Ashes to ashes dust to dust .

A life .

a story.

is to be buried.

He died on the 1st, and was buried on the 5th;

an addict,  a husband, and a father of 3.

Tragic, and dramatic; yet a blessing.

Time is paused, by life's forces.

Flashing picturesque moments;

4 months alone in space I’ve been.

An ex-heroin,          and an Arabian widow.

possessing

smoke,           as my companion,

and T.V., as my safe haven.

No job to support,

and no money to feed.

Music is played,

the story is whispered.

as a desert woman seen as a mirage by all our travelers.

I am the Arab woman that all nations haven't heard off

voices of my life have been crumbled, And swept away with thrashes of vocals.

As tears drop into my dry mapped hands thirsty for will.

Nations read and watch what is to become of me.

Traditions have covered me with drapes of layered fabric

forcing my body to stand side by side with my shadow,

all of this hands me support for my Shelter;           I am the desert woman is who I am.
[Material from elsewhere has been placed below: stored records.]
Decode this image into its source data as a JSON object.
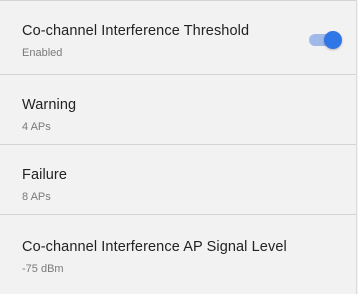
{
  "settings": {
    "interference_threshold": {
      "title": "Co-channel Interference Threshold",
      "status": "Enabled",
      "toggle_on": true,
      "toggle_color": "#2f76e6"
    },
    "warning": {
      "title": "Warning",
      "value": "4 APs"
    },
    "failure": {
      "title": "Failure",
      "value": "8 APs"
    },
    "signal_level": {
      "title": "Co-channel Interference AP Signal Level",
      "value": "-75 dBm"
    }
  }
}
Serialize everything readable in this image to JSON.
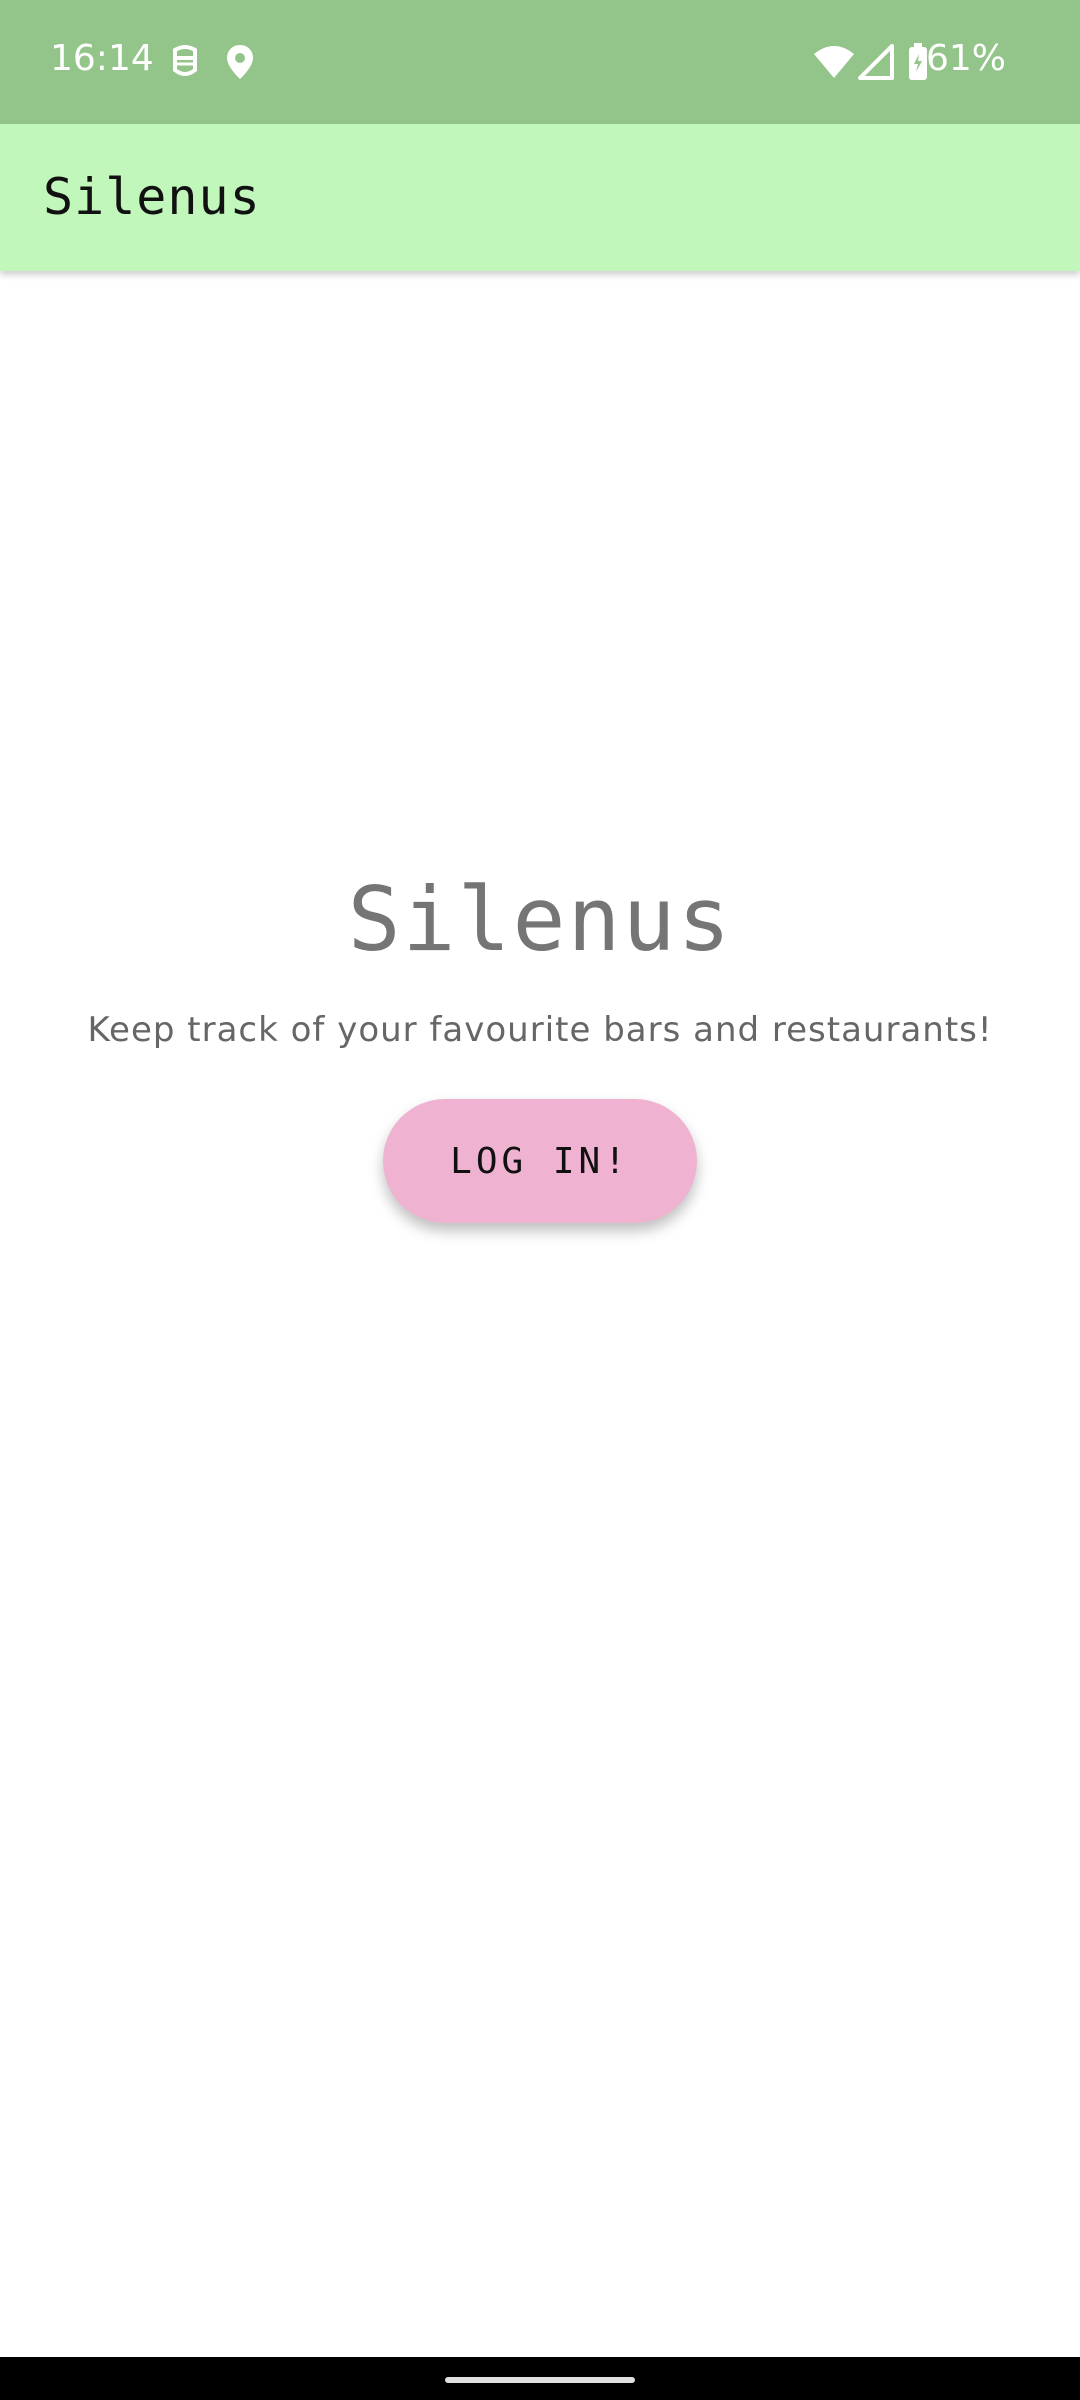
{
  "status_bar": {
    "time": "16:14",
    "battery_percent": "61%",
    "icons": [
      "notification-icon",
      "location-icon",
      "wifi-icon",
      "cell-signal-icon",
      "battery-icon"
    ],
    "background_color": "#93c58a"
  },
  "app_bar": {
    "title": "Silenus",
    "background_color": "#c1f7ba"
  },
  "main": {
    "title": "Silenus",
    "subtitle": "Keep track of your favourite bars and restaurants!",
    "login_button_label": "LOG IN!",
    "login_button_color": "#efb3d1"
  }
}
As I walk through the deserts dunes

The Sun welds me to grains of Sand.    

And Winds Charge into my existence

carving my terrains, leaving me frail,     yet ripe

rooted deep into the ground.                         I am the desert woman,          see me thrive I say.

As palm trees give shelter to feed I too have become as thee

forced to take a path I do not desire.

Walking through vast fields of gold as far as the eyes could hold,             I am the desert woman      

screaming into the desert's core,                hoping to hear echoes reflect deep into hearts.

As night falls

deserts claim their feasts.

I am taken,

I am owned,

marked with black borders into my eyes.

I wash my eyes from sands cutting passed my thoughts.

Night offers a slither of salvation thinning out my mind.

And I say                  I am the desert female;

rooted and bordered.

My Land has taken my life.

Now I must say I Stand today before you as the desert woman that is whole.

Not to be judged or condemned,

but rather to admire for my strength.